I was telling the class how the glazes are expensive
Sunday, October 10, 2010
I think this might be my most favorite project ever!!! These were done by first and second grade and they are a hoot! I totally copied this from Mrs. Picasso's art blog, so thank you for the wonderful idea. I let the students select the background paper, then the color for the face. We tore the shape of the face out together, then worked from the eyes, ears, nose, mouth, and hair. That took about one hour, with cleanup and line up. We used glue sticks for this part. The next class period, we glued the 9 inch x 12 inch paper to a 12 inch x 18 inch black paper. Then the fun began. I had old bottle tops, pencil erasers, forks, stamps, and other random things that the kids used to stamp. We used black tempera on old plastic lids. I showed them what "going too far" meant, then let them go to town. I had very few students that put too much detail, so really everyone had a great project. The compliments have been nonstop, and I think everyone is proud of their work.
Sunday, September 26, 2010
So I totally copied this from someone's blog....only I can not think of where it is:( It is really a great lesson though. I read a story about Impressionist painters to first grade. They thought the paintings were fantastic. We also discussed primary and secondary colors, and color mixing. Students turned their paper landscape, then we drew a ground line. Next, students had to draw three trees, one on each side of the paper and one in the middle. We used primary colors and Impressionist brush strokes to paint the leaves on each of our trees, then took turns mixing the secondary colors. Some of the kids got a little carried away, but I think everyone came away with knew knowledge about the primary and secondary colors.
Something about the first of the year just puts sunflowers on my brain....anyways, I love these paintings by Kindergarten! We talked about Vincent Van Gogh and looked at several of his paintings. We first painted circles in orange and yellow, then added petals to the circles. I showed students how to paint the stems and the centers.

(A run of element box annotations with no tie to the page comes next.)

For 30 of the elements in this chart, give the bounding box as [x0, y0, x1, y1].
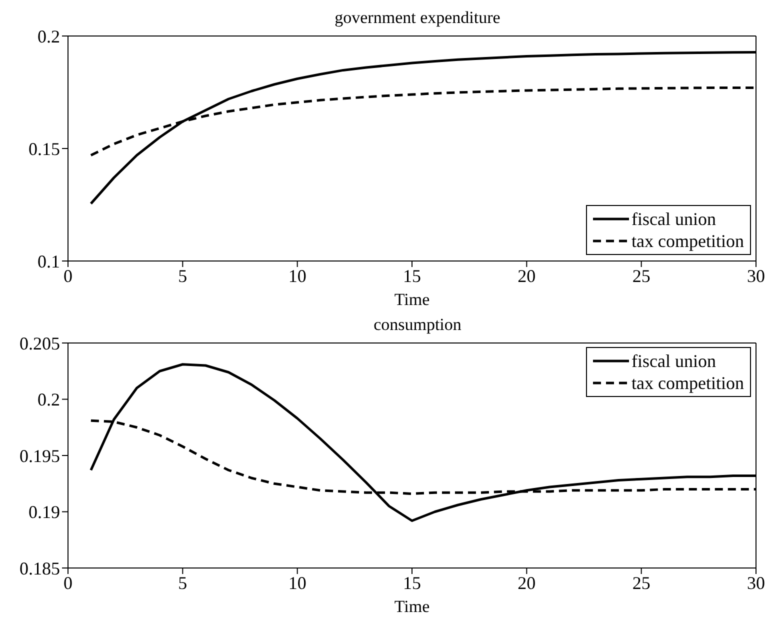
chart-title: consumption	[374, 315, 462, 334]
legend-label: tax competition	[632, 373, 744, 393]
y-tick-label: 0.195	[20, 446, 60, 466]
y-tick-label: 0.185	[20, 558, 60, 578]
x-tick-label: 10	[288, 572, 306, 593]
x-tick-label: 15	[403, 572, 421, 593]
x-tick-label: 0	[64, 266, 72, 286]
x-axis-title: Time	[394, 290, 430, 309]
y-tick-label: 0.1	[38, 251, 60, 272]
x-axis-title: Time	[394, 597, 430, 616]
x-tick-label: 20	[518, 572, 536, 593]
y-tick-label: 0.205	[20, 333, 60, 354]
x-tick-label: 5	[178, 572, 188, 593]
x-tick-label: 15	[403, 266, 421, 286]
chart-title: government expenditure	[334, 8, 500, 27]
legend-label: fiscal union	[632, 351, 716, 371]
x-tick-label: 25	[632, 266, 650, 286]
x-tick-label: 10	[288, 266, 306, 286]
x-tick-label: 30	[747, 266, 765, 286]
x-tick-label: 5	[178, 266, 188, 286]
legend-label: tax competition	[632, 231, 744, 251]
y-tick-label: 0.2	[38, 26, 60, 46]
y-tick-label: 0.2	[38, 390, 60, 410]
y-tick-label: 0.19	[28, 502, 60, 522]
x-tick-label: 25	[632, 572, 650, 593]
x-tick-label: 0	[64, 572, 72, 593]
x-tick-label: 20	[518, 266, 536, 286]
legend-label: fiscal union	[632, 209, 716, 229]
y-tick-label: 0.15	[28, 138, 60, 159]
x-tick-label: 30	[747, 572, 765, 593]
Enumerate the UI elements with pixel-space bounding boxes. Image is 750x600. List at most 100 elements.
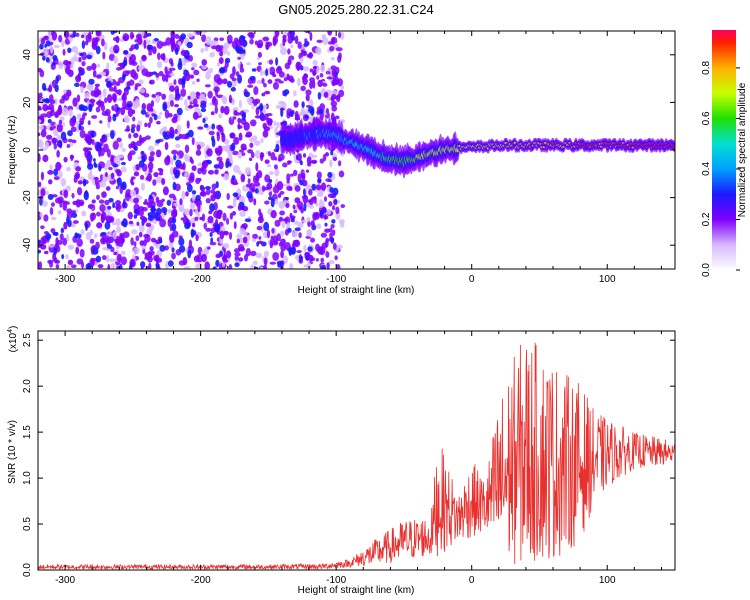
- spectrogram-noise-mark: [58, 60, 64, 70]
- spectrogram-noise-blob: [242, 236, 248, 244]
- spectrogram-noise-mark: [117, 241, 124, 247]
- spectrogram-noise-blob: [169, 85, 175, 92]
- spectrogram-noise-blob: [162, 103, 168, 112]
- spectrogram-noise-blob: [259, 102, 264, 112]
- spectrogram-noise-mark: [138, 65, 143, 71]
- spectrogram-noise-blob: [191, 222, 196, 228]
- spectrogram-noise-mark: [38, 67, 43, 73]
- spectrogram-noise-blob: [215, 253, 222, 259]
- spectrogram-noise-blob: [53, 247, 58, 255]
- spectrogram-noise-blob: [84, 133, 88, 138]
- spectrogram-noise-mark: [60, 177, 67, 187]
- spectrogram-noise-blob: [141, 155, 146, 163]
- spectrogram-noise-mark: [241, 230, 248, 236]
- spectrogram-noise-blob: [224, 57, 231, 64]
- spectrogram-noise-mark: [318, 200, 325, 209]
- spectrogram-noise-mark: [137, 156, 142, 160]
- spectrogram-noise-mark: [227, 150, 233, 156]
- spectrogram-noise-blob: [232, 66, 236, 76]
- spectrogram-noise-blob: [255, 162, 259, 172]
- spectrogram-noise-blob: [185, 191, 189, 197]
- spectrogram-noise-blob: [231, 142, 236, 152]
- spectrogram-noise-blob: [75, 166, 82, 172]
- spectrogram-noise-mark: [113, 56, 119, 64]
- spectrogram-noise-mark: [268, 59, 274, 65]
- spectrogram-noise-blob: [104, 171, 108, 178]
- spectrogram-noise-mark: [307, 229, 312, 237]
- spectrogram-noise-mark: [158, 70, 164, 77]
- spectrogram-noise-mark: [184, 171, 190, 177]
- spectrogram-noise-blob: [154, 254, 160, 263]
- spectrogram-noise-mark: [246, 97, 253, 104]
- spectrogram-noise-blob: [100, 231, 107, 236]
- spectrogram-noise-mark: [205, 197, 211, 204]
- spectrogram-noise-mark: [110, 262, 116, 269]
- spectrogram-noise-mark: [339, 119, 346, 123]
- spectrogram-noise-mark: [273, 164, 278, 170]
- spectrogram-noise-mark: [115, 204, 122, 210]
- spectrogram-noise-blob: [169, 126, 175, 135]
- spectrogram-noise-mark: [267, 150, 272, 157]
- spectrogram-noise-mark: [197, 202, 201, 211]
- spectrogram-noise-mark: [269, 66, 276, 76]
- spectrogram-noise-blob: [282, 35, 287, 39]
- spectrogram-noise-blob: [233, 110, 238, 116]
- spectrogram-noise-mark: [209, 241, 217, 246]
- spectrogram-noise-blob: [121, 93, 127, 102]
- spectrogram-noise-mark: [86, 83, 92, 90]
- spectrogram-noise-blob: [79, 52, 84, 57]
- spectrogram-noise-mark: [320, 257, 325, 263]
- spectrogram-noise-blob: [263, 264, 267, 269]
- spectrogram-noise-blob: [126, 81, 131, 89]
- spectrogram-noise-mark: [315, 243, 320, 252]
- spectrogram-noise-mark: [61, 40, 65, 48]
- x-tick-label: -300: [55, 274, 75, 285]
- spectrogram-noise-mark: [231, 79, 237, 88]
- spectrogram-noise-blob: [195, 149, 202, 156]
- spectrogram-noise-blob: [237, 74, 243, 84]
- spectrogram-noise-mark: [47, 31, 52, 38]
- spectrogram-noise-mark: [95, 31, 100, 36]
- spectrogram-noise-blob: [237, 117, 242, 124]
- spectrogram-noise-mark: [216, 156, 223, 162]
- spectrogram-noise-blob: [324, 222, 328, 227]
- spectrogram-noise-mark: [54, 97, 58, 105]
- spectrogram-noise-blob: [178, 245, 186, 253]
- spectrogram-noise-blob: [69, 117, 76, 127]
- spectrogram-noise-blob: [185, 132, 190, 137]
- spectrogram-noise-blob: [219, 230, 225, 240]
- spectrogram-noise-mark: [226, 192, 230, 201]
- spectrogram-noise-blob: [191, 165, 197, 172]
- spectrogram-noise-mark: [61, 95, 66, 100]
- spectrogram-noise-mark: [96, 211, 101, 217]
- spectrogram-noise-mark: [228, 263, 233, 269]
- spectrogram-noise-blob: [206, 151, 210, 155]
- colorbar-tick-label: 0.4: [701, 162, 712, 176]
- spectrogram-noise-mark: [159, 218, 167, 228]
- spectrogram-noise-mark: [261, 77, 265, 85]
- spectrogram-noise-mark: [194, 208, 199, 215]
- spectrogram-noise-mark: [57, 209, 62, 215]
- spectrogram-noise-blob: [278, 216, 284, 222]
- spectrogram-noise-blob: [153, 212, 159, 218]
- x-tick-label: 100: [599, 274, 616, 285]
- spectrogram-noise-blob: [87, 204, 94, 209]
- spectrogram-noise-mark: [222, 212, 227, 222]
- spectrogram-noise-blob: [87, 163, 94, 170]
- spectrogram-noise-blob: [140, 266, 144, 269]
- spectrogram-noise-blob: [248, 157, 253, 161]
- spectrogram-noise-blob: [129, 47, 133, 52]
- spectrogram-noise-blob: [155, 139, 161, 144]
- spectrogram-noise-blob: [215, 44, 222, 52]
- spectrogram-noise-mark: [209, 51, 216, 58]
- spectrogram-noise-blob: [259, 212, 264, 221]
- spectrogram-noise-mark: [80, 228, 85, 235]
- spectrogram-noise-mark: [76, 238, 83, 247]
- spectrogram-noise-blob: [159, 244, 166, 252]
- spectrogram-noise-blob: [262, 130, 269, 138]
- spectrogram-noise-blob: [160, 53, 165, 60]
- spectrogram-noise-blob: [332, 187, 339, 196]
- spectrogram-noise-mark: [310, 154, 318, 158]
- spectrogram-noise-blob: [112, 114, 117, 122]
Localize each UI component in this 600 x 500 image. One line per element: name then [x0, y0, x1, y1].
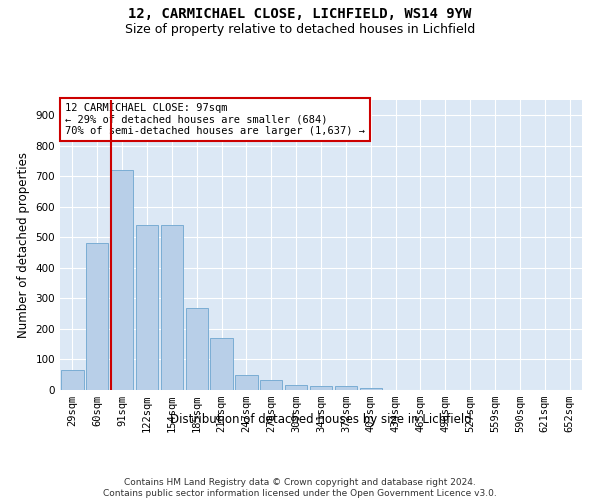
Bar	[136, 225, 158, 390]
Bar	[111, 170, 133, 390]
Bar	[335, 386, 357, 390]
Bar	[185, 308, 208, 390]
Bar	[86, 244, 109, 390]
Y-axis label: Number of detached properties: Number of detached properties	[17, 152, 30, 338]
Text: Contains HM Land Registry data © Crown copyright and database right 2024.
Contai: Contains HM Land Registry data © Crown c…	[103, 478, 497, 498]
Text: Distribution of detached houses by size in Lichfield: Distribution of detached houses by size …	[170, 412, 472, 426]
Bar	[211, 338, 233, 390]
Bar	[161, 225, 183, 390]
Text: 12 CARMICHAEL CLOSE: 97sqm
← 29% of detached houses are smaller (684)
70% of sem: 12 CARMICHAEL CLOSE: 97sqm ← 29% of deta…	[65, 103, 365, 136]
Bar	[235, 376, 257, 390]
Bar	[260, 380, 283, 390]
Bar	[61, 370, 83, 390]
Text: 12, CARMICHAEL CLOSE, LICHFIELD, WS14 9YW: 12, CARMICHAEL CLOSE, LICHFIELD, WS14 9Y…	[128, 8, 472, 22]
Bar	[285, 385, 307, 390]
Bar	[359, 388, 382, 390]
Bar	[310, 386, 332, 390]
Text: Size of property relative to detached houses in Lichfield: Size of property relative to detached ho…	[125, 22, 475, 36]
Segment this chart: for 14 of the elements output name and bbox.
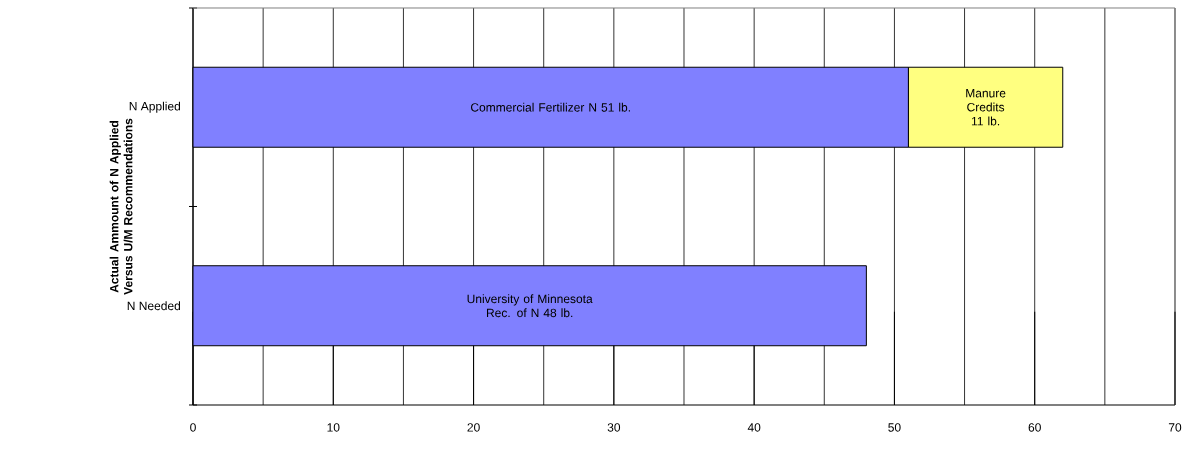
- y-tick-label: N Applied: [129, 101, 181, 113]
- x-tick-label: 50: [888, 423, 901, 432]
- y-tick-label: N Needed: [127, 301, 181, 311]
- data-label: University of Minnesota Rec. of N 48 lb.: [467, 294, 593, 318]
- x-tick-label: 70: [1168, 423, 1182, 432]
- x-tick-label: 0: [190, 423, 196, 432]
- x-tick-label: 30: [607, 423, 621, 432]
- data-label: Commercial Fertilizer N 51 lb.: [471, 102, 630, 112]
- y-axis-title: Actual Ammount of N Applied Versus U/M Recommendations: [109, 118, 133, 295]
- data-label: Manure Credits 11 lb.: [966, 89, 1006, 126]
- x-tick-label: 40: [747, 423, 761, 432]
- x-tick-label: 10: [327, 423, 340, 432]
- x-tick-label: 60: [1028, 423, 1041, 432]
- x-tick-label: 20: [467, 423, 480, 432]
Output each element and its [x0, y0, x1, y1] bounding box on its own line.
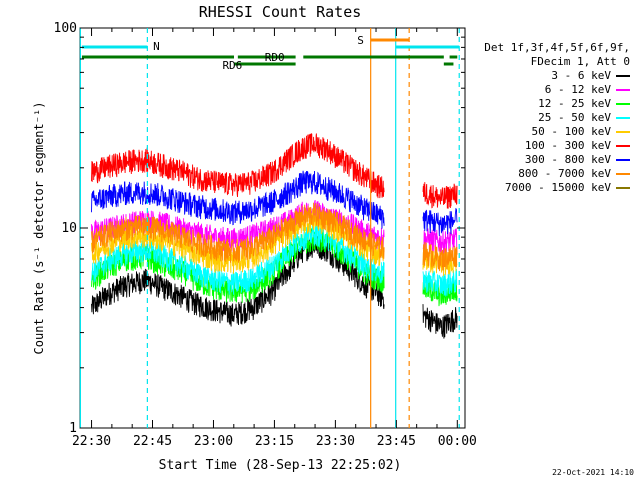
footer-date: 22-Oct-2021 14:10 [552, 468, 634, 477]
legend-item: 50 - 100 keV [532, 125, 630, 138]
x-tick-label: 23:45 [377, 434, 416, 449]
x-tick-label: 23:00 [194, 434, 233, 449]
chart-title: RHESSI Count Rates [199, 3, 362, 21]
legend-item-label: 100 - 300 keV [524, 139, 611, 152]
legend-item-label: 12 - 25 keV [538, 97, 611, 110]
flag-label-rd0: RD0 [265, 51, 285, 64]
legend-item-label: 800 - 7000 keV [518, 167, 611, 180]
legend-header-line: FDecim 1, Att 0 [530, 55, 630, 68]
y-axis-label: Count Rate (s⁻¹ detector segment⁻¹) [32, 102, 46, 355]
x-tick-label: 22:30 [72, 434, 111, 449]
legend-item: 100 - 300 keV [525, 139, 630, 152]
legend-item-label: 50 - 100 keV [531, 125, 611, 138]
legend-item: 3 - 6 keV [551, 69, 630, 82]
legend-swatch [616, 173, 630, 175]
legend-item-label: 25 - 50 keV [538, 111, 611, 124]
legend-header-line: Det 1f,3f,4f,5f,6f,9f, [484, 41, 630, 54]
legend-item-label: 6 - 12 keV [544, 83, 611, 96]
legend-swatch [616, 187, 630, 189]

I stressed the correct way to use a paint brush. They really turned out wonderful.
Fifth grade has been working on these beautiful watercolors for several weeks now. We talked about geometric and free form shapes, as well as line. Students drew five organic leaf shapes, then filled the rest of the picture in with a minimum of eight line designs. Pencil lines were traced with sharpies, then the leftover pencil line were erased. Students painted a water color wash over the picture. I love the results!
Third graders did a study of Vincent Van Gogh. We read Camille and the Sunflowers by Lawrence Anholt, then talked about some of Van Gogh's paintings. We used white chalk to draw the flower, then yellows, oranges, and browns to color the sunflowers in. I used a gum eraser to erase smudge marks and then sprayed the drawings with cheap hairspray. I love the results, and everyone was successful!
Fourth graders have been working on drawing houses. We talked about architecture and looked at different styles of homes. Fourth graders were given a handout with different styles of windows, doors, steps, and many other details. They drew the homes in pencil first, then outlines the houses in black sharpie marker. The students are in the process of coloring the houses now.
Saturday, July 10, 2010
Fourth grade students created bowls based on artist Dale Chihuly. The bowls were formed over upside down styrofoam bowls and allowed to dry for several days. I fired the bowls at cone 06, then students glazed them with Mayco stroke and coat wonderglaze. The students then took droppers and dripped glaze down the side of the bowls. The bowls were given an overglaze, fired again, then sent home to delighted parents.